I prodotti sono notevolmente diversi, sia in termini di design,
sia nei materiali e ovviamente anche nel prezzo. Jaguar ha
uno stile unico, dove lega il concetto di sportività all’eleganza,
senza tralasciare attenzione al manufatto, elemento centrale
nella produzione della nostra casa madre. Gli elementi che
spiccano sono la scelta dei materiali in cui spaziamo dai classici metallo e plastiche per arrivare a materiali nobili come il
Titanio, il Carbonio ed infine l’Oro. Molti sono i richiami agli
elementi di decoro sulle vetture che vengono declinati anche
in vario modo sulle montature. Ultima ma non ultima la scelta
dei filtri solari: nel caso di Jaguar abbiamo deciso di utilizzare
prodotti di alta tecnologia di una nota casa tedesca specializzata proprio in lenti ad alto contenuto tecnologico. Per confermare, una volta di più, la nostra filosofia, in cui il concetto di
qualità deve essere tangibile sia da parte dell’ottico ma anche
da parte dell’utilizzatore finale. Su Revo non posso che dire
che i contenuti maggiori sono espressi nella parte protettiva,
ossia i filtri che, come ricordava lei, nascono da uno studio
della Nasa per gli astronauti, ma recentemente abbiamo intrapreso un percorso diverso anche sulle montature, proprio
per dare seguito al concetto di total quality che dicevo prima e
che coinvolge anche Revo nel progetto. Quindi la differenziazione sul posizionamento è fatta su scelta dei materiali per la
montatura e per tipologia di lenti, senza tralasciare il prezzo
che è più contenuto per la collezione Jaguar.

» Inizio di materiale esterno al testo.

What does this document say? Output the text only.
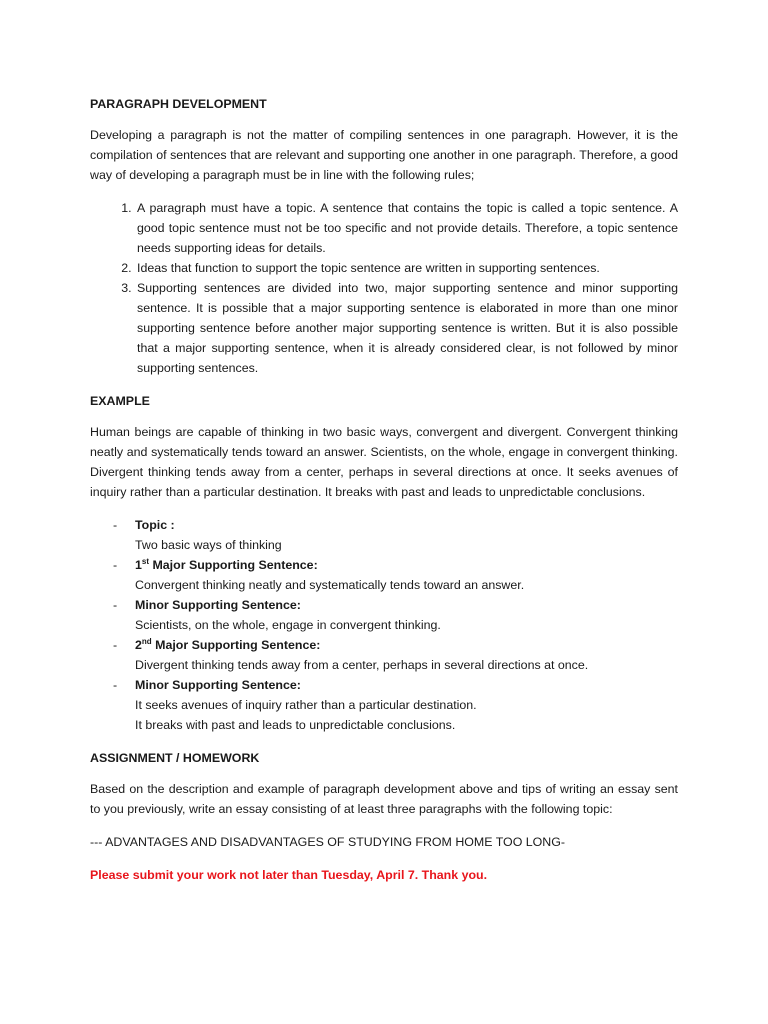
PARAGRAPH DEVELOPMENT

Developing a paragraph is not the matter of compiling sentences in one paragraph. However, it is the compilation of sentences that are relevant and supporting one another in one paragraph. Therefore, a good way of developing a paragraph must be in line with the following rules;

1. A paragraph must have a topic. A sentence that contains the topic is called a topic sentence. A good topic sentence must not be too specific and not provide details. Therefore, a topic sentence needs supporting ideas for details.
2. Ideas that function to support the topic sentence are written in supporting sentences.
3. Supporting sentences are divided into two, major supporting sentence and minor supporting sentence. It is possible that a major supporting sentence is elaborated in more than one minor supporting sentence before another major supporting sentence is written. But it is also possible that a major supporting sentence, when it is already considered clear, is not followed by minor supporting sentences.

EXAMPLE

Human beings are capable of thinking in two basic ways, convergent and divergent. Convergent thinking neatly and systematically tends toward an answer. Scientists, on the whole, engage in convergent thinking. Divergent thinking tends away from a center, perhaps in several directions at once. It seeks avenues of inquiry rather than a particular destination. It breaks with past and leads to unpredictable conclusions.

- Topic :
Two basic ways of thinking
- 1st Major Supporting Sentence:
Convergent thinking neatly and systematically tends toward an answer.
- Minor Supporting Sentence:
Scientists, on the whole, engage in convergent thinking.
- 2nd Major Supporting Sentence:
Divergent thinking tends away from a center, perhaps in several directions at once.
- Minor Supporting Sentence:
It seeks avenues of inquiry rather than a particular destination.
It breaks with past and leads to unpredictable conclusions.

ASSIGNMENT / HOMEWORK

Based on the description and example of paragraph development above and tips of writing an essay sent to you previously, write an essay consisting of at least three paragraphs with the following topic:

--- ADVANTAGES AND DISADVANTAGES OF STUDYING FROM HOME TOO LONG-

Please submit your work not later than Tuesday, April 7. Thank you.
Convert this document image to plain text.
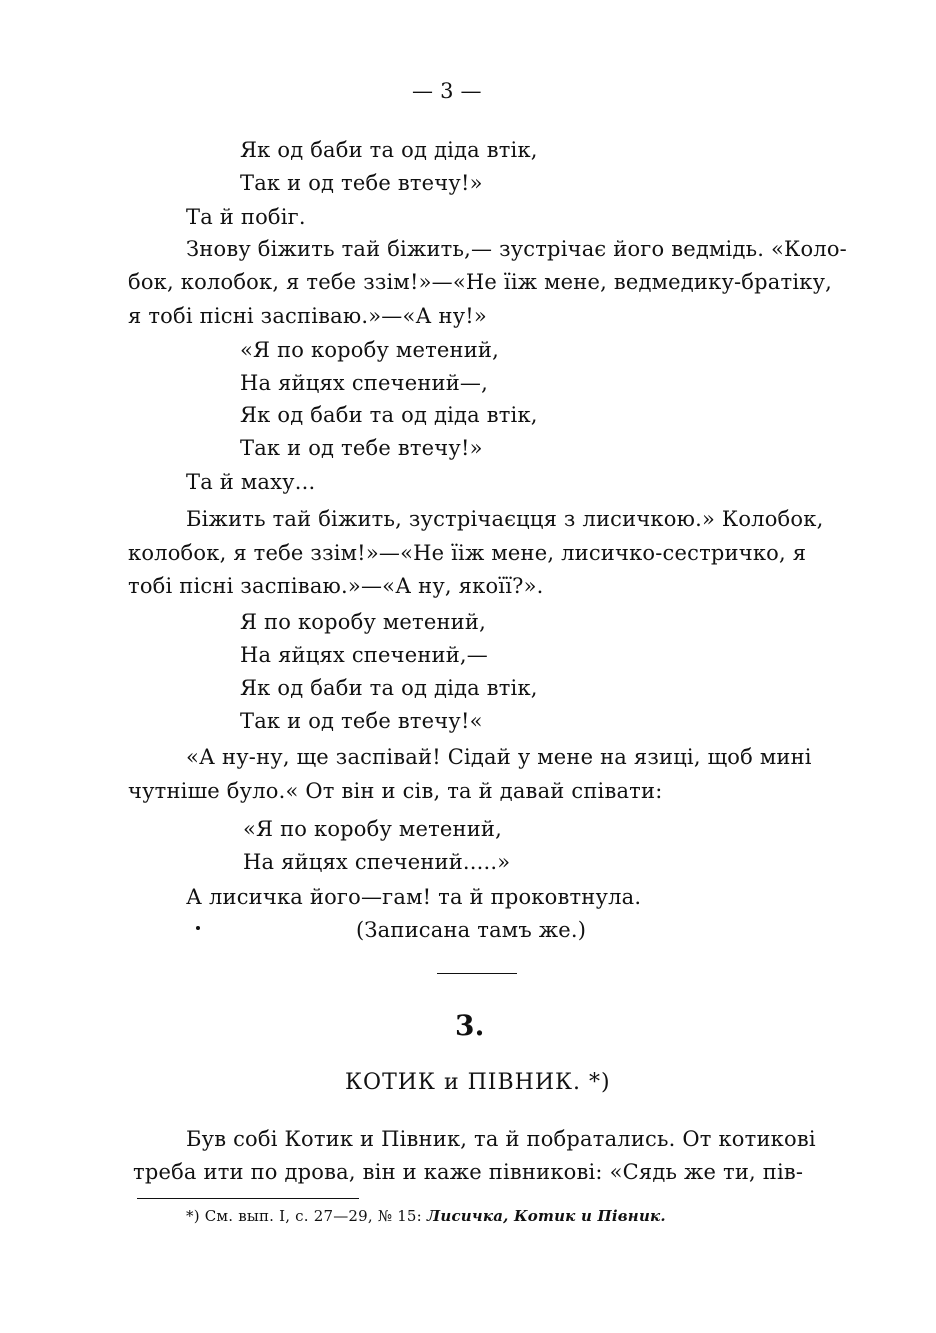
— 3 —
Як од баби та од діда втік,
Так и од тебе втечу!»
Та й побіг.
Знову біжить тай біжить,— зустрічає його ведмідь. «Коло-
бок, колобок, я тебе ззім!»—«Не їіж мене, ведмедику-братіку,
я тобі пісні заспіваю.»—«А ну!»
«Я по коробу метений,
На яйцях спечений—,
Як од баби та од діда втік,
Так и од тебе втечу!»
Та й маху...
Біжить тай біжить, зустрічаєцця з лисичкою.» Колобок,
колобок, я тебе ззім!»—«Не їіж мене, лисичко-сестричко, я
тобі пісні заспіваю.»—«А ну, якоїї?».
Я по коробу метений,
На яйцях спечений,—
Як од баби та од діда втік,
Так и од тебе втечу!«
«А ну-ну, ще заспівай! Сідай у мене на язиці, щоб мині
чутніше було.« От він и сів, та й давай співати:
«Я по коробу метений,
На яйцях спечений.....»
А лисичка його—гам! та й проковтнула.
(Записана тамъ же.)
3.
КОТИК и ПІВНИК. *)
Був собі Котик и Півник, та й побратались. От котикові
треба ити по дрова, він и каже півникові: «Сядь же ти, пів-
*) См. вып. I, с. 27—29, № 15: Лисичка, Котик и Півник.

È stato sufficiente questo primo anno di attività per mettere a punto la struttura? In particolare la distribuzione è
articolata secondo criteri geoterritoriali focalizzati oppure
è indifferentemente gestita su tutto il territorio nazionale?
Quando si parte da zero come noi, spesso si cade in facili entusiasmi, per cui abbiamo deciso di intraprendere una politica
di piccoli passi, ossia quella di approcciare il mercato non in
modo aggressivo, ma crescendo secondo le nostre potenzialità del momento. Voglio dire che la struttura è cresciuta e crescerà secondo le logiche dello sviluppo dell’azienda stessa.

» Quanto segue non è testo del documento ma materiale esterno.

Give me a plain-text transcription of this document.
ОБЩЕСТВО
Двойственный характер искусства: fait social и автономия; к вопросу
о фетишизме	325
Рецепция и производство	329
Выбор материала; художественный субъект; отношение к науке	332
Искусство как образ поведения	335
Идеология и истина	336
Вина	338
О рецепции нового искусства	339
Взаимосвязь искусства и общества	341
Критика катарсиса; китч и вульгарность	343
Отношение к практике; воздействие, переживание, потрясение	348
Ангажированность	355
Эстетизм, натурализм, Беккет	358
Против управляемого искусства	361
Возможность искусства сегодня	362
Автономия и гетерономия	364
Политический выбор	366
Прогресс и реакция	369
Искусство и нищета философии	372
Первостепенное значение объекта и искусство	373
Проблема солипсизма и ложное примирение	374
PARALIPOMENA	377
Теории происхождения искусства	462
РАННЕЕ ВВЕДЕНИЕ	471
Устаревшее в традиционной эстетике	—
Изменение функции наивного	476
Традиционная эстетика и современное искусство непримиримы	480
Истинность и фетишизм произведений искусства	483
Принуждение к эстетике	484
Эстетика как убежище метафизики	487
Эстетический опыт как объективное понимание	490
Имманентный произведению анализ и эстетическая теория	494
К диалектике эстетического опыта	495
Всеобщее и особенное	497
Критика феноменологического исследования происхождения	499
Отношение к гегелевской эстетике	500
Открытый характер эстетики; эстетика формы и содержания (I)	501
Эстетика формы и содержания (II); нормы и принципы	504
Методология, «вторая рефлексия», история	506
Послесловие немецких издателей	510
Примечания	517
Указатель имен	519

Se i risultati dovessero andare avanti come in questo ultimo
periodo, sicuramente avremo la necessità di crescere all’interno, anche grazie alle nuove politiche del governo legate
all’assunzione di personale, ma soprattutto sul territorio dove
al momento abbiamo ancora delle aree scoperte.
È passato oltre un anno dall’insediamento di Menrad Italia:
è sufficiente per cominciare a trarre qualche prima valutazione sullo stato di realizzazione del suo piano? Le risposte
dei clienti ottici sono state timide o soddisfacenti? Si è presentato qualche caso da ricordare?
Normalmente, si dice che un anno è un tempo relativamente
lungo per una nuova start up; direi che nel nostro caso si è rivelato corto. Dico questo perché l’analisi fin qui fatta è positiva,
la valutazione che ci diamo soddisfa le nostre attese per l’anno appena trascorso; certamente non tutto è stato realizzato,
quindi di strada da percorrere ne abbiamo ancora molta, ma
siamo fiduciosi, crediamo di avere la possibilità di proporci al
mercato come figura credibile a cui rivolgersi per avere delle
risposte che servano all’ottico. Certamente sarei presuntuoso se le dicessi che non abbiamo bisogno di aggiustamenti. Il
mercato evolve e cambia con una rapidità a cui non eravamo
abituati, quindi dobbiamo sempre essere attenti al cambiamento, o se preferisce agli aggiustamenti, perché se si vuole accettare la sfida del mercato italiano, si deve accettare di
essere sempre pronti a mettersi in discussione. Così come il
confronto con i tuoi competitors è sempre duro, anche con i
clienti devi sempre essere pronto a soddisfare i bisogni. Credo che oggi prodotti come Revo possano dare quelle risposte
che il mercato cerca, così come i prodotti Menrad, Jaguar e
Davidoff possono soddisfare le nuove esigenze che il mercato esprime. In questo senso le posso dire che i clienti ci hanno accolto bene. Concluderei dicendo che Menrad ha come
idea quella di essere al fianco degli ottici, proponendosi come
un’azienda alternativa nel panorama del mercato italiano.